Un pangramme (du grec pan : « tous » et gramma : « lettre »), est une phrase comportant toutes les lettres de l'alphabet.
Une des finalités d'un pangramme est de tester les machines à écrire. On l'utilise aussi en typographie pour faire des tests de fontes de caractères.

En français, un pangramme ne peut évidemment comporter moins de 26 lettres (42 si l'on compte les lettres accentuées et ligatures de l'alphabet français : à, â, é, è, ê, ë, î, ï, ô, ù, û, ü, ÿ, ç, æ et œ). Si l'on peut atteindre la limite théorique en recourant massivement aux abréviations et aux sigles, le talent consiste à construire une phrase cohérente la plus courte possible, sans lettres solitaires, ni abréviation ou sigle.

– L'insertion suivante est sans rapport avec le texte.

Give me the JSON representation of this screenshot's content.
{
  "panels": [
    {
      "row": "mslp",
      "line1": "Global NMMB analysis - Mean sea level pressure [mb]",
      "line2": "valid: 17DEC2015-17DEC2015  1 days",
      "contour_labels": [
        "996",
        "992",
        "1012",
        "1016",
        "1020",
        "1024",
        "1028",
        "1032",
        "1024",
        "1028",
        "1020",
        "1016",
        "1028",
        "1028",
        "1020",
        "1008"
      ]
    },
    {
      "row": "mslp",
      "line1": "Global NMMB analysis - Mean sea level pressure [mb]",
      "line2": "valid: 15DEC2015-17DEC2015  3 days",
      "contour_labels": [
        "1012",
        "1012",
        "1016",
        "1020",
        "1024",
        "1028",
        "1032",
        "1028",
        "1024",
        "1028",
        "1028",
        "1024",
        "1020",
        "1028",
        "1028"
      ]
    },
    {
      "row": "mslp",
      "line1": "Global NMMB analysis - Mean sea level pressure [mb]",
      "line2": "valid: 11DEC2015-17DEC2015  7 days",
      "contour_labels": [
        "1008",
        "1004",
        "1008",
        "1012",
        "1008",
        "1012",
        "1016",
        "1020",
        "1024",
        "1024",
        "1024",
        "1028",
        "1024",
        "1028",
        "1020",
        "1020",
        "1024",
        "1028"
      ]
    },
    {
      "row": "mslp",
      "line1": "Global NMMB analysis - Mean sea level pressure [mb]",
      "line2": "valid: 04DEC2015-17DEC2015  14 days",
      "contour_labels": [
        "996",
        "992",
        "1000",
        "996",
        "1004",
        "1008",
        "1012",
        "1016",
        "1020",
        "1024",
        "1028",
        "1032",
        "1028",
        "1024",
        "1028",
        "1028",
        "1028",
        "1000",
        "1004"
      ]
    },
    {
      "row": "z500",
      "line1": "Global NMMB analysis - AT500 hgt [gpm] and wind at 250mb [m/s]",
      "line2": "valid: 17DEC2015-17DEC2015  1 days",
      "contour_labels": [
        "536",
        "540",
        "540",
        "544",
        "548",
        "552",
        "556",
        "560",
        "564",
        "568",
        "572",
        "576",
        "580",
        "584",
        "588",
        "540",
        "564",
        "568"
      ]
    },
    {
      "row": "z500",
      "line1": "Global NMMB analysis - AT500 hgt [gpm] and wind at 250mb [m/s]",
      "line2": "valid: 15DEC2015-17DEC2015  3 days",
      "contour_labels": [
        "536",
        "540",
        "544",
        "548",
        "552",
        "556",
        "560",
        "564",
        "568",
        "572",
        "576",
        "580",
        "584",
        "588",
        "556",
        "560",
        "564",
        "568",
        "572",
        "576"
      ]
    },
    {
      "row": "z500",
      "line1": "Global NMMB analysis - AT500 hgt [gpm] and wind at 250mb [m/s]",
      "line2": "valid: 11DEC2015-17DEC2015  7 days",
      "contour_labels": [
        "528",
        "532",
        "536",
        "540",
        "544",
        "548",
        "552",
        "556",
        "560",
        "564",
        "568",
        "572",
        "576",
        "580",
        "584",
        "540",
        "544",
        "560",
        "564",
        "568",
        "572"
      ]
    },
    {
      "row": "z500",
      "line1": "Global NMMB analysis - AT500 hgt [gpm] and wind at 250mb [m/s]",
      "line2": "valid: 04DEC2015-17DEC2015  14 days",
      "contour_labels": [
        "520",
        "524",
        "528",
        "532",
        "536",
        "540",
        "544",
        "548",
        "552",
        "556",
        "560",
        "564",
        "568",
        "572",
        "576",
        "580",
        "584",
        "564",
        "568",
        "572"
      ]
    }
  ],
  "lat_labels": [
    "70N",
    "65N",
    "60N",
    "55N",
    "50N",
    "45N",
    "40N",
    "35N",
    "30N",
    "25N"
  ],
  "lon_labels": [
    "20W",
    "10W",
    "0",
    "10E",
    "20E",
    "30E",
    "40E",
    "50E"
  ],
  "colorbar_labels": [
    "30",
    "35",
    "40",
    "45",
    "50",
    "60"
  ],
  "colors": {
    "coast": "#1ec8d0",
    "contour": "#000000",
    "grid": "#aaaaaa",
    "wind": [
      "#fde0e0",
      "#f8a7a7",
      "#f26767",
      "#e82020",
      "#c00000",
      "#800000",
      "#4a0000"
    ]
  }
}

Avec un peu d'ingéniosité, il est facile d'en créer sur le modèle des phrases réflexives : « Jugez que ce texte renferme l'alphabet, dix voyelles, k et w. » (Thérèse Amiel).
Mais il semblerait qu'on ne peut créer un pangramme de moins de 30 lettres qu'en rendant la phrase inintelligible.
« Portez ce vieux whisky au juge blond qui fume » et « Buvez de ce whisky que le patron juge fameux » sont probablement les plus célèbres pangrammes français. En anglais, il s'agit de « The quick brown fox jumps over the lazy dog » (le vif renard brun saute par-dessus le chien paresseux).

Georges Perec allie pangramme et lipogramme dans La Disparition, roman n'utilisant pas la lettre e : « Portons dix bons whiskys à l'avocat goujat qui fumait au zoo ».